Nigeria accounts for the highest burden of sickle cell disease (SCD) globally, with an estimated over 1.5 million children under the age of 15 living with the condition, a major new international study published in The Lancet Child & Adolescent Health has revealed.
The study, led by Professor of Public Health at Teesside University, United Kingdom, and Director of the International Society of Global Health (ISoGH), Davies Adeloye, showed that Nigeria accounts for the largest share of this burden, far exceeding other high-burden countries such as the Democratic Republic of the Congo and Ethiopia.
The study analysed data from 40 studies across 22 African countries to produce the most comprehensive country-level estimates of childhood sickle cell disease to date.
The study showed that in 2023, nearly nine million children across sub-Saharan Africa are living with sickle cell disease, including around 1.17 million infants and 2.75 million children under five, who face the highest risk of early death without treatment.
The findings highlighted both the scale of the challenge in Nigeria and the opportunity for the country to lead Africa in tackling one of the most preventable causes of childhood illness and death.
Adeloye explained that sickle cell disease is an inherited blood disorder present at birth.
He noted that with early diagnosis and access to simple, low-cost interventions such as newborn screening, penicillin prophylaxis, routine vaccinations, malaria prevention, and hydroxyurea, most complications and deaths can be prevented.
The researcher in Nigeria, however, access to these essential services remains limited.
According to him, many children are only diagnosed after severe and avoidable complications, while others are never diagnosed at all, contributing to high levels of preventable illness and early childhood deaths.
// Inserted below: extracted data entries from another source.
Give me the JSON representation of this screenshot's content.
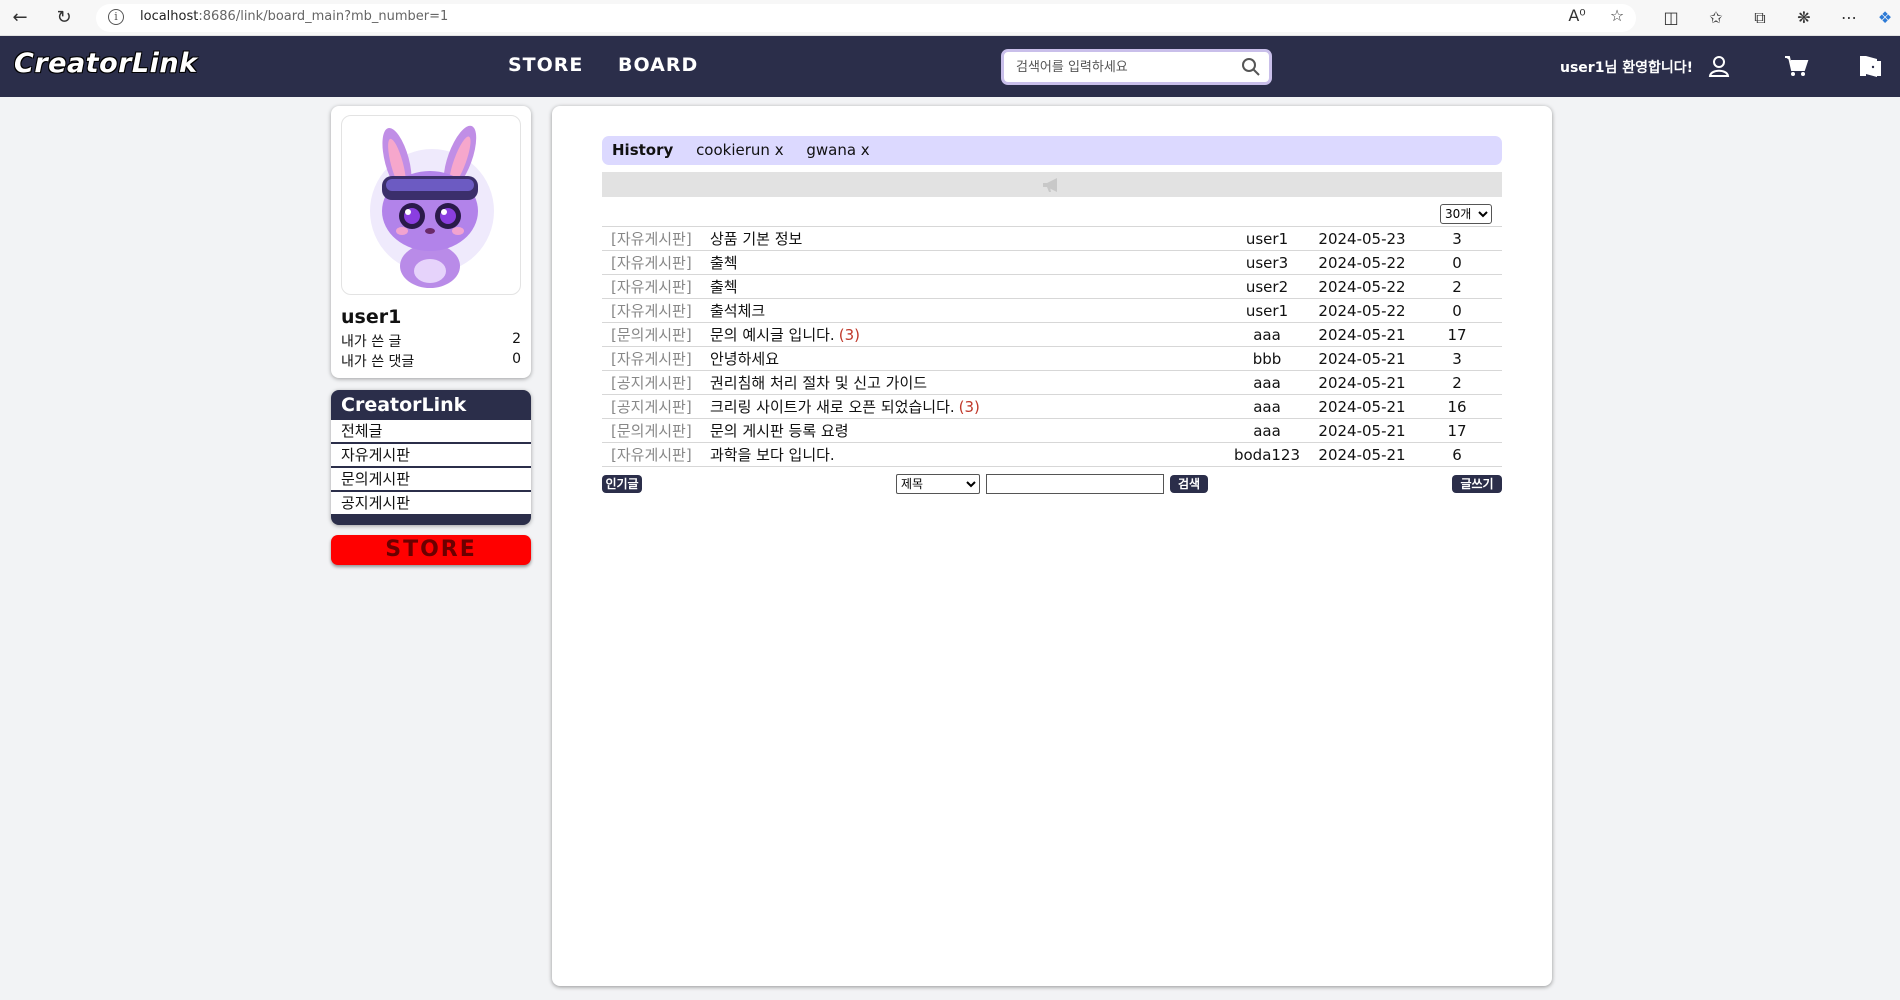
{
  "browser": {
    "url_host": "localhost",
    "url_rest": ":8686/link/board_main?mb_number=1"
  },
  "header": {
    "logo": "CreatorLink",
    "nav": [
      "STORE",
      "BOARD"
    ],
    "search_placeholder": "검색어를 입력하세요",
    "welcome": "user1님 환영합니다!"
  },
  "profile": {
    "username": "user1",
    "stats": [
      {
        "label": "내가 쓴 글",
        "value": "2"
      },
      {
        "label": "내가 쓴 댓글",
        "value": "0"
      }
    ]
  },
  "menu": {
    "title": "CreatorLink",
    "items": [
      "전체글",
      "자유게시판",
      "문의게시판",
      "공지게시판"
    ]
  },
  "store_button": "STORE",
  "history": {
    "label": "History",
    "chips": [
      "cookierun x",
      "gwana x"
    ]
  },
  "per_page": {
    "selected": "30개"
  },
  "posts": [
    {
      "category": "[자유게시판]",
      "title": "상품 기본 정보",
      "comments": "",
      "writer": "user1",
      "date": "2024-05-23",
      "views": "3"
    },
    {
      "category": "[자유게시판]",
      "title": "출첵",
      "comments": "",
      "writer": "user3",
      "date": "2024-05-22",
      "views": "0"
    },
    {
      "category": "[자유게시판]",
      "title": "출첵",
      "comments": "",
      "writer": "user2",
      "date": "2024-05-22",
      "views": "2"
    },
    {
      "category": "[자유게시판]",
      "title": "출석체크",
      "comments": "",
      "writer": "user1",
      "date": "2024-05-22",
      "views": "0"
    },
    {
      "category": "[문의게시판]",
      "title": "문의 예시글 입니다.",
      "comments": "(3)",
      "writer": "aaa",
      "date": "2024-05-21",
      "views": "17"
    },
    {
      "category": "[자유게시판]",
      "title": "안녕하세요",
      "comments": "",
      "writer": "bbb",
      "date": "2024-05-21",
      "views": "3"
    },
    {
      "category": "[공지게시판]",
      "title": "권리침해 처리 절차 및 신고 가이드",
      "comments": "",
      "writer": "aaa",
      "date": "2024-05-21",
      "views": "2"
    },
    {
      "category": "[공지게시판]",
      "title": "크리링 사이트가 새로 오픈 되었습니다.",
      "comments": "(3)",
      "writer": "aaa",
      "date": "2024-05-21",
      "views": "16"
    },
    {
      "category": "[문의게시판]",
      "title": "문의 게시판 등록 요령",
      "comments": "",
      "writer": "aaa",
      "date": "2024-05-21",
      "views": "17"
    },
    {
      "category": "[자유게시판]",
      "title": "과학을 보다 입니다.",
      "comments": "",
      "writer": "boda123",
      "date": "2024-05-21",
      "views": "6"
    }
  ],
  "bottom": {
    "popular_button": "인기글",
    "search_type_selected": "제목",
    "search_button": "검색",
    "write_button": "글쓰기"
  },
  "colors": {
    "header_bg": "#2b2e4a",
    "history_bg": "#dcd9ff",
    "store_red": "#ff0000",
    "comment_count": "#c0392b"
  }
}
Adeloye said hundreds of thousands of young lives could be save and avoidable deaths reduced significantly, if Nigeria prioritises sickle cell disease within its national health agenda and integrates care into routine maternal and child health services.
“Nigeria now stands at the centre of the global sickle cell crisis. With over 1.5 million children affected, the scale is enormous, but so is the opportunity to act. We already know what works. Newborn screening and early treatment are effective, affordable, and can be delivered through existing health systems,” he said.
The researchers emphasised that strengthening Nigeria’s health system response will be critical, especially through expanding newborn screening programmes, improving access to essential medicines, and integrating sickle cell care into primary healthcare services.
The study called for urgent and coordinated action across government, health institutions, and development partners, including expanding newborn and early-childhood screening programmes, integrating sickle cell care into primary healthcare services and improving access to essential medicines and vaccines.
The study also called for increased domestic investment alongside international support and strengthening national data and surveillance systems.
The authors concluded that even modest improvements in early-life screening and treatment in high-burden countries like Nigeria could transform child survival and significantly reduce preventable deaths.